ドーピングの哲学 タブー視からの脱却
1960年代にオリンピックその他の大会で数々の栄誉に輝いたフィンランドの距離スキー選手エーロ・マンティランタは、生まれつき赤血球の量が一般の人よりも多いという遺伝的な特質を備えていた。今日では合成エリスロポエチンを服用することにより、マンティランタと同じ身体能力を人工的に獲得することが可能である。同じ体質でも、生まれつきならば英雄になれるが、人工的であるとドーピング違反を問われる。この区別を正当化する根拠とは、いったい何なのか。

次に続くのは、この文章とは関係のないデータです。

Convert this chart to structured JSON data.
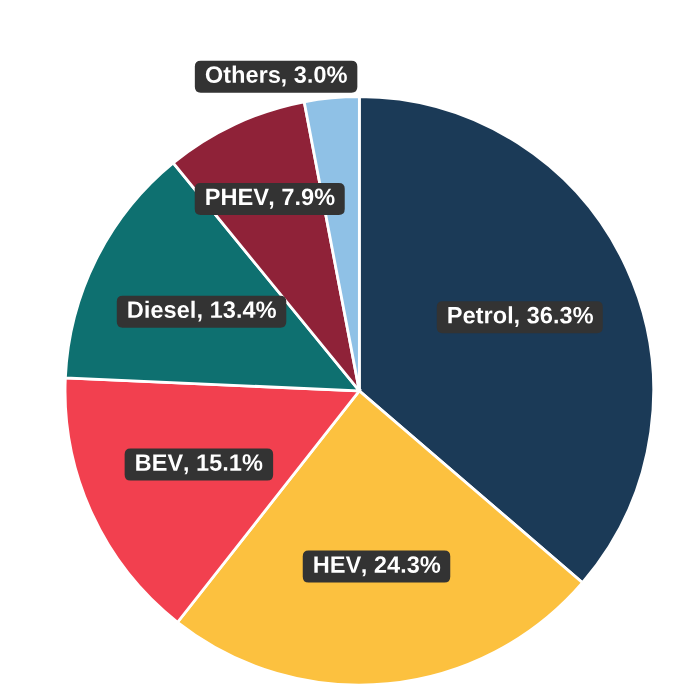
{
  "chart_data": {
    "type": "pie",
    "categories": [
      "Petrol",
      "HEV",
      "BEV",
      "Diesel",
      "PHEV",
      "Others"
    ],
    "values": [
      36.3,
      24.3,
      15.1,
      13.4,
      7.9,
      3.0
    ],
    "colors": [
      "#1b3a57",
      "#fcc13f",
      "#f2404f",
      "#0e7070",
      "#8f2238",
      "#8fc1e6"
    ],
    "value_labels": [
      ", 36.3%",
      ", 24.3%",
      ", 15.1%",
      ", 13.4%",
      ", 7.9%",
      ", 3.0%"
    ],
    "legend": false
  }
}
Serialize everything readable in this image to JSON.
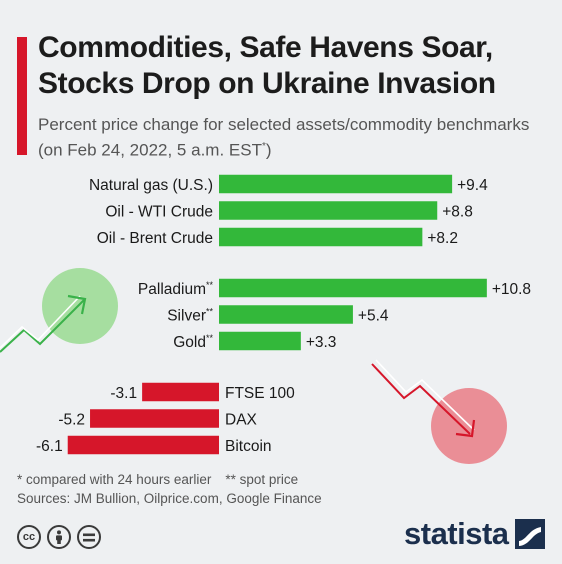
{
  "title": "Commodities, Safe Havens Soar, Stocks Drop on Ukraine Invasion",
  "subtitle": "Percent price change for selected assets/commodity benchmarks (on Feb 24, 2022, 5 a.m. EST",
  "subtitle_mark": "*",
  "subtitle_end": ")",
  "colors": {
    "positive": "#33b83a",
    "negative": "#d6162a",
    "accent": "#d6162a",
    "brand": "#1b2f4d"
  },
  "chart_data": {
    "type": "bar",
    "orientation": "horizontal",
    "groups": [
      {
        "items": [
          {
            "label": "Natural gas (U.S.)",
            "value": 9.4,
            "display": "+9.4"
          },
          {
            "label": "Oil - WTI Crude",
            "value": 8.8,
            "display": "+8.8"
          },
          {
            "label": "Oil - Brent Crude",
            "value": 8.2,
            "display": "+8.2"
          }
        ]
      },
      {
        "items": [
          {
            "label": "Palladium",
            "suffix": "**",
            "value": 10.8,
            "display": "+10.8"
          },
          {
            "label": "Silver",
            "suffix": "**",
            "value": 5.4,
            "display": "+5.4"
          },
          {
            "label": "Gold",
            "suffix": "**",
            "value": 3.3,
            "display": "+3.3"
          }
        ]
      },
      {
        "items": [
          {
            "label": "FTSE 100",
            "value": -3.1,
            "display": "-3.1"
          },
          {
            "label": "DAX",
            "value": -5.2,
            "display": "-5.2"
          },
          {
            "label": "Bitcoin",
            "value": -6.1,
            "display": "-6.1"
          }
        ]
      }
    ]
  },
  "footnotes": {
    "note": "* compared with 24 hours earlier",
    "spot": "** spot price",
    "sources": "Sources: JM Bullion, Oilprice.com, Google Finance"
  },
  "license_icons": [
    "creative-commons-icon",
    "attribution-icon",
    "no-derivatives-icon"
  ],
  "license_cc_text": "cc",
  "brand": "statista"
}
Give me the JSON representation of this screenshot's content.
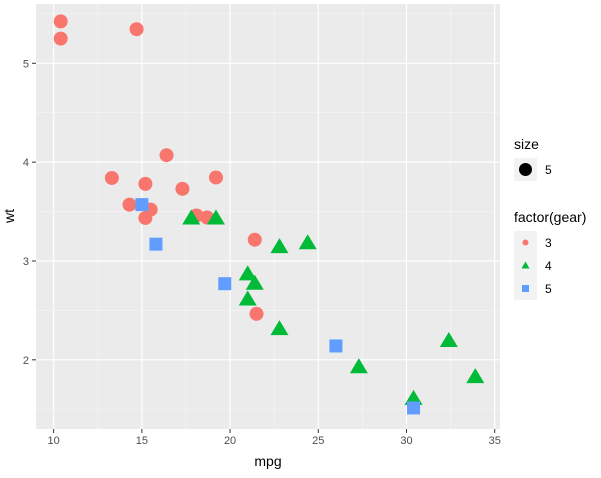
{
  "chart_data": {
    "type": "scatter",
    "xlabel": "mpg",
    "ylabel": "wt",
    "xlim": [
      9,
      35.3
    ],
    "ylim": [
      1.3,
      5.6
    ],
    "x_ticks": [
      10,
      15,
      20,
      25,
      30,
      35
    ],
    "y_ticks": [
      2,
      3,
      4,
      5
    ],
    "grid": true,
    "legend_position": "right",
    "legends": [
      {
        "title": "size",
        "entries": [
          {
            "label": "5",
            "shape": "circle",
            "color": "#000000"
          }
        ]
      },
      {
        "title": "factor(gear)",
        "entries": [
          {
            "label": "3",
            "shape": "circle",
            "color": "#F8766D"
          },
          {
            "label": "4",
            "shape": "triangle",
            "color": "#00BA38"
          },
          {
            "label": "5",
            "shape": "square",
            "color": "#619CFF"
          }
        ]
      }
    ],
    "series": [
      {
        "name": "3",
        "shape": "circle",
        "color": "#F8766D",
        "points": [
          [
            21.4,
            3.215
          ],
          [
            18.7,
            3.44
          ],
          [
            18.1,
            3.46
          ],
          [
            14.3,
            3.57
          ],
          [
            16.4,
            4.07
          ],
          [
            17.3,
            3.73
          ],
          [
            15.2,
            3.78
          ],
          [
            10.4,
            5.25
          ],
          [
            10.4,
            5.424
          ],
          [
            14.7,
            5.345
          ],
          [
            21.5,
            2.465
          ],
          [
            15.5,
            3.52
          ],
          [
            15.2,
            3.435
          ],
          [
            13.3,
            3.84
          ],
          [
            19.2,
            3.845
          ]
        ]
      },
      {
        "name": "4",
        "shape": "triangle",
        "color": "#00BA38",
        "points": [
          [
            21.0,
            2.62
          ],
          [
            21.0,
            2.875
          ],
          [
            22.8,
            2.32
          ],
          [
            24.4,
            3.19
          ],
          [
            22.8,
            3.15
          ],
          [
            19.2,
            3.44
          ],
          [
            17.8,
            3.44
          ],
          [
            32.4,
            2.2
          ],
          [
            30.4,
            1.615
          ],
          [
            33.9,
            1.835
          ],
          [
            27.3,
            1.935
          ],
          [
            21.4,
            2.78
          ]
        ]
      },
      {
        "name": "5",
        "shape": "square",
        "color": "#619CFF",
        "points": [
          [
            26.0,
            2.14
          ],
          [
            30.4,
            1.513
          ],
          [
            15.8,
            3.17
          ],
          [
            19.7,
            2.77
          ],
          [
            15.0,
            3.57
          ]
        ]
      }
    ]
  }
}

スポーツが理不尽なほど不平等な世界であることは、誰もが実感していることだろう。同じ練習をしているのに、ぐんぐん記録を伸ばす人と、いっこうに進歩のない私とは、明らかに「モノ」が違う。それでもこれまでは、どちらも「生まれつき」の身体であると言い聞かせて、その歴然たる違いに目をつぶってきた。しかし遺伝子レベルでの解析が進むにつれて、もはやその差異は隠しきれなくなっている。ドーピングの禁止は、そのような差異を「無知のヴェール」で頑なに覆い隠そうする、反動的なそぶりでしかない。
このような思考停止に陥ることなく、ドーピングから、現代社会を考えるための糸口を得ようとするのが、本書『ドーピングの哲学』である。実際、いわゆる「エンハンスメント」医療から、ビタミン剤や栄養ドリンクの日常的な服用に至るまで、私たちの社会は「ドーピング的振る舞い」に満ちあふれている。スポーツのドーピングは、このような現代社会を考えるための格好の材料である。
医師や科学史家、哲学者や社会学者らの11の論考を集めた本書には、西暦2144年のオリンピックで、身体をF1のマシーンのようにチューンナップした選手が、100メートルを7秒84で駆け抜けるという近未来を描いた、SF風の考察も含まれている。学術書の定形をはみ出すこのような型破りな点も、本書の魅力である。